And so yes, A is the equilibrium point.

What remains is that you integrated from -0.25 m to 0.25 m, while you should have been integrating from -0.25 m to 0 m, where the spring loses contact with the box (and does not pull it back).

 

[flyingpig]

why doesn't the spring extend to x = 0.25m? How would I know the spring loses contact at the equilibrium point?

 

[I like Serena]

why doesn't the spring extend to x = 0.25m? How would I know the spring loses contact at the equilibrium point?

The spring loses contact, because it is not attached to the box.
If it were it would pull the box back.

The spring does not extend to x = 0.25 m, since it has no energy left, having transferred all its energy to the box.

 

[flyingpig]

Is that true with all springs? That they all lose contact at the equilibrium point? Does that mean x_final < 0 always?

 

[I like Serena]

It's true for "ideal" springs - it has to.
And more specifically x_final = 0 always (assuming the spring is not attached of course).
Otherwise, the spring would adjust infinitely fast since it has no mass.

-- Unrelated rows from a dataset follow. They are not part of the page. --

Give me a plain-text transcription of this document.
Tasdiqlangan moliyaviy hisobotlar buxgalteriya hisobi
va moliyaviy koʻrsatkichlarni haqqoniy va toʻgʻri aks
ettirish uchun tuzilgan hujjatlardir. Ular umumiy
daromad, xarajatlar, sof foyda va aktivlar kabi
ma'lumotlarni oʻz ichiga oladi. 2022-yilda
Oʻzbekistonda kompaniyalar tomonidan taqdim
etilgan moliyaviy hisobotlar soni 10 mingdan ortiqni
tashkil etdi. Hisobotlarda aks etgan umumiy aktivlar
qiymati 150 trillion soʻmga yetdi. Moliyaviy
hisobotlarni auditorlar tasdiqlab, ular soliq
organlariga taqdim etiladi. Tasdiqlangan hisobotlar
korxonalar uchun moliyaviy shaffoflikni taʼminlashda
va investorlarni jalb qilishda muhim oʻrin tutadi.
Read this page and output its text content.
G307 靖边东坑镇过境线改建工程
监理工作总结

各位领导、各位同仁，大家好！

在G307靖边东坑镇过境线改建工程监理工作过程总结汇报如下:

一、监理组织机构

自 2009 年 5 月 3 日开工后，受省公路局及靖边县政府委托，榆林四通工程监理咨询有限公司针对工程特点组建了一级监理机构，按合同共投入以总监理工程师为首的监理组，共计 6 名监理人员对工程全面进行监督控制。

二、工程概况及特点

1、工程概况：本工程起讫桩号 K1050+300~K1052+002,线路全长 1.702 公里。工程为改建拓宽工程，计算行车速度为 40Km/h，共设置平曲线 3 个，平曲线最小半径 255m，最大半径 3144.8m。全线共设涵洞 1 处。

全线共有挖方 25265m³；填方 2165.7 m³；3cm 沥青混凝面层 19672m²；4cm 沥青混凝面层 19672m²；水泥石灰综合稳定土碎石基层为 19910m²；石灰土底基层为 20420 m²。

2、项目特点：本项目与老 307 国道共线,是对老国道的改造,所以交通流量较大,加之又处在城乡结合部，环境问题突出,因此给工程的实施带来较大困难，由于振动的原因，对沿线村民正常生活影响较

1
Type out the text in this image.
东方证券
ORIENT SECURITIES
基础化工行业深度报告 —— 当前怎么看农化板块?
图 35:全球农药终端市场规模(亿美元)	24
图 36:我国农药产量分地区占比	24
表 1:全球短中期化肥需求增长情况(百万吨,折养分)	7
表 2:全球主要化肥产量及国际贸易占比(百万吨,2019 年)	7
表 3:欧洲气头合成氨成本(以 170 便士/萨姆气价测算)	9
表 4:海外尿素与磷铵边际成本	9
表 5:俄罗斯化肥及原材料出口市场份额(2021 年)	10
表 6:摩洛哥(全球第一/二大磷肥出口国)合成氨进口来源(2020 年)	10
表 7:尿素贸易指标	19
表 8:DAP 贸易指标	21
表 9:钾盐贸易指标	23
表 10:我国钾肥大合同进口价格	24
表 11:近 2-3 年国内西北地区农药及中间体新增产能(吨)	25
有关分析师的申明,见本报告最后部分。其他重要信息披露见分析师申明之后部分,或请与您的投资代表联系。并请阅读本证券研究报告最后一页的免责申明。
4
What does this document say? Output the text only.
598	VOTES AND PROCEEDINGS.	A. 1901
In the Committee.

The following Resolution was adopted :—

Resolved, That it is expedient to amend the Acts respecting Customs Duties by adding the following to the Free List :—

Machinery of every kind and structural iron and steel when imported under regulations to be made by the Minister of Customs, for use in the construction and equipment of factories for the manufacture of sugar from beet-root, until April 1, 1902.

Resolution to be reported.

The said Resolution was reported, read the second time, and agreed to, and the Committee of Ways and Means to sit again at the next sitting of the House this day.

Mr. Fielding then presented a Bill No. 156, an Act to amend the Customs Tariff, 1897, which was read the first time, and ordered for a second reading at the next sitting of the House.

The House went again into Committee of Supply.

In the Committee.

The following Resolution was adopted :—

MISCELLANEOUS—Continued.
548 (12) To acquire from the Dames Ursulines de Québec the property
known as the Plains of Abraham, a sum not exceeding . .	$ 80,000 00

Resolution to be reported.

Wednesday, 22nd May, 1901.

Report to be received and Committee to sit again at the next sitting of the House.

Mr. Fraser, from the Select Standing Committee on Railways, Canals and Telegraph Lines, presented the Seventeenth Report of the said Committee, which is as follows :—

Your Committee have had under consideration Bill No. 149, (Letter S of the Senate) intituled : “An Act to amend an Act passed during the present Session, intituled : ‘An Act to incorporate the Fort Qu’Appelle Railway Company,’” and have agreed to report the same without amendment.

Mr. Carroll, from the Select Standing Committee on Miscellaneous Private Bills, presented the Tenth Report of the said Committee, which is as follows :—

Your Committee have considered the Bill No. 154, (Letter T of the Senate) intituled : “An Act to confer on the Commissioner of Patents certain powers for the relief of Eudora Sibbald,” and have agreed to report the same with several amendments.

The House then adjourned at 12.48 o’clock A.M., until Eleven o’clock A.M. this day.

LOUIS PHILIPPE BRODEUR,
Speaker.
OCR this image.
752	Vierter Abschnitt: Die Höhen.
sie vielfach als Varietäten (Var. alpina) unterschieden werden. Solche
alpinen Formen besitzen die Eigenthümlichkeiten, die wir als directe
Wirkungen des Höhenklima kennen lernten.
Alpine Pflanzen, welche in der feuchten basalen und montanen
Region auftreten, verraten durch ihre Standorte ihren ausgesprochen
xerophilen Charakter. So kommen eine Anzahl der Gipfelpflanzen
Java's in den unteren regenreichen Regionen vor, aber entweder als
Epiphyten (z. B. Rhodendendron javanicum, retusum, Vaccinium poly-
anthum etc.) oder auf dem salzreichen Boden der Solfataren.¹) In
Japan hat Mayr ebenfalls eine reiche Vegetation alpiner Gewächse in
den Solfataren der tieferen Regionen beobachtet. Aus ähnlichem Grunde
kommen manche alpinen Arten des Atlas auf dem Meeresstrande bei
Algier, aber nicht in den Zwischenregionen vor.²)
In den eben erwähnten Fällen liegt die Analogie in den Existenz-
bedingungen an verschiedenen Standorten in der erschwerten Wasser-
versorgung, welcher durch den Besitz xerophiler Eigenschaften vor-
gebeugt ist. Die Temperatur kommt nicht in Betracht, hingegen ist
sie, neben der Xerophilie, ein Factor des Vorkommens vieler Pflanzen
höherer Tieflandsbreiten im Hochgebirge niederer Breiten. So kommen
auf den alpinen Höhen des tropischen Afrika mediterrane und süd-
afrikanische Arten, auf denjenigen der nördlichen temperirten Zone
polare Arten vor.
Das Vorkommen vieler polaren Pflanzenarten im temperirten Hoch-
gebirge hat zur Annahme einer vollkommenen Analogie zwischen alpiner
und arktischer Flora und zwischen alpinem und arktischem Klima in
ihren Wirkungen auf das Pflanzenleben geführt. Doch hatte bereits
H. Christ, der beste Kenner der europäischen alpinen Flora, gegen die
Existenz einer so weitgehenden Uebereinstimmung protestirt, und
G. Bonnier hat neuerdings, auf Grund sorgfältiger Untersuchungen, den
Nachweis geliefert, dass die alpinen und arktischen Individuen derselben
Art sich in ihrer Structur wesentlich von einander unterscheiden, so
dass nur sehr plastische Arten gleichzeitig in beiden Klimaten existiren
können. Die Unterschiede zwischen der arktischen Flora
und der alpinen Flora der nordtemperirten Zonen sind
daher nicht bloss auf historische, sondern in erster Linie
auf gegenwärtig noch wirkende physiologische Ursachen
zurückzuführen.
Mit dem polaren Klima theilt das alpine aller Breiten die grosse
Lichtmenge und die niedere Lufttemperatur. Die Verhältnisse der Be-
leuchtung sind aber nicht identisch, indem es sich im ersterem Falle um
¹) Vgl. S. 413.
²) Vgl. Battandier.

Now, real-life springs, that's quite another matter.
Shall we put them aside until a more advanced course?

 

[flyingpig]

Why do ideal springs stop at xf = 0? We have friction in this problem, does that mean it really doesn't stop at xf = 0, but xf < 0?

 

[flyingpig]

Femme you have a lot of interesting physics problems. I want your book lol

 

[I like Serena]

Why do ideal springs stop at xf = 0? We have friction in this problem, does that mean it really doesn't stop at xf = 0, but xf < 0?

Yes, you're right. :)
If the block is stopped by friction before xf = 0, then we will have xf < 0.
That's what you get for things not being ideal (since the problem is not "frictionless")! ;)

 

[flyingpig]

Is that also true for vertical springs?